The body converts folic acid into its active form through metabolic processes, with the enzyme methylenetetrahydrofolate reductase (MTHFR) playing a key role in this transformation. In certain individuals, reduced MTHFR enzyme activity can impair the efficacy of folic acid.

While folic acid is preferred in supplements due to its stability and bioavailability, folate is the form obtained from natural food sources. Both forms are important in daily nutrition. Today, folic acid supplementation is widely used in public health programs to prevent folate deficiency, especially in the preconception and pregnancy periods.

The MTHFR Polymorphism and Its Relationship to Folic Acid

The activation of folic acid in the body requires a series of metabolic processes facilitated by specific enzymes. One of the most critical steps is catalyzed by the methylenetetrahydrofolate reductase (MTHFR) enzyme, which converts folic acid into its biologically active form, 5-methyltetrahydrofolate (5-MTHF). However, genetic polymorphisms in the MTHFR gene, such as C677T and A1298C, can reduce enzyme activity and slow this conversion process. In individuals with the homozygous form of the C677T variant, MTHFR activity may decrease by up to 30–70%. This genetic variation can lead to impaired homocysteine metabolism, increasing the risk of hyperhomocysteinemia, a condition associated with cardiovascular diseases, neural tube defects, and certain neurological disorders.

In individuals with MTHFR polymorphisms, supplementing directly with the active form, 5-MTHF, rather than synthetic folic acid, may be more effective. This highlights the growing importance of personalized nutrition and genetic testing in modern healthcare.

Research on folic acid is no longer limited to the prevention of deficiency-related diseases. Contemporary studies are increasingly focused on the potential risks of excessive folic acid intake. One major concern is the accumulation of unmetabolized folic acid (UMFA) in the bloodstream, particularly with high supplemental doses. This accumulation has been linked in some studies to potential effects on the immune system, cancer risk, and neurological health (Bailey & Ayling, 2009).

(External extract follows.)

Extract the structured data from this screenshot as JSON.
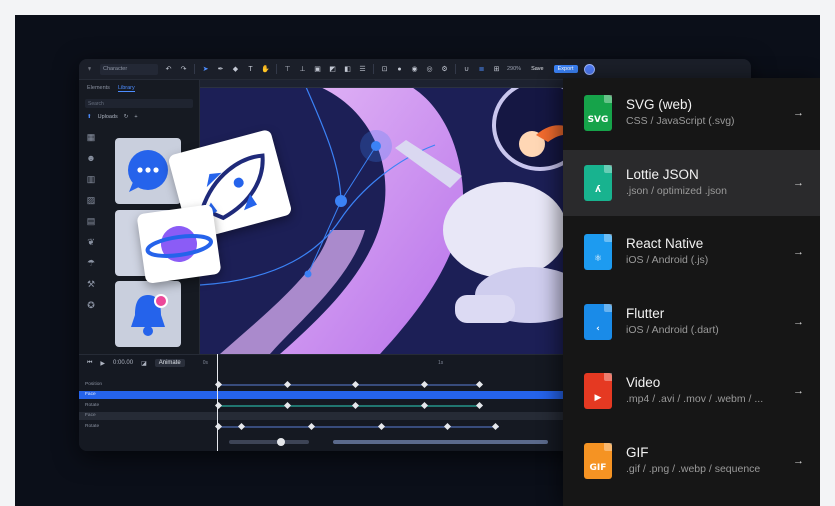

However, evidence in this area remains inconclusive, and a clear threshold for toxicity has yet to be established.

On the other hand, mandatory folic acid fortification of foods has been shown to significantly reduce the incidence of neural tube defects in the general population, as evidenced by epidemiological data from countries such as the United States and Canada. Nonetheless, some European countries have been reluctant to implement mandatory fortification policies due to uncertainties about the long-term effects of high folic acid intake. Emerging research is also examining the role of folic acid in epigenetic regulation. Through DNA methylation, folate influences gene expression, potentially exerting effects that begin in embryonic development and persist throughout fetal life. Folic acid is an invisible epigenetic orchestra conductor that silently shapes your genetic destiny. As such, folic acid is now viewed not only as a vitamin but also as a modulator of gene expression, placing it at the core of the fetal programming concept in developmental biology.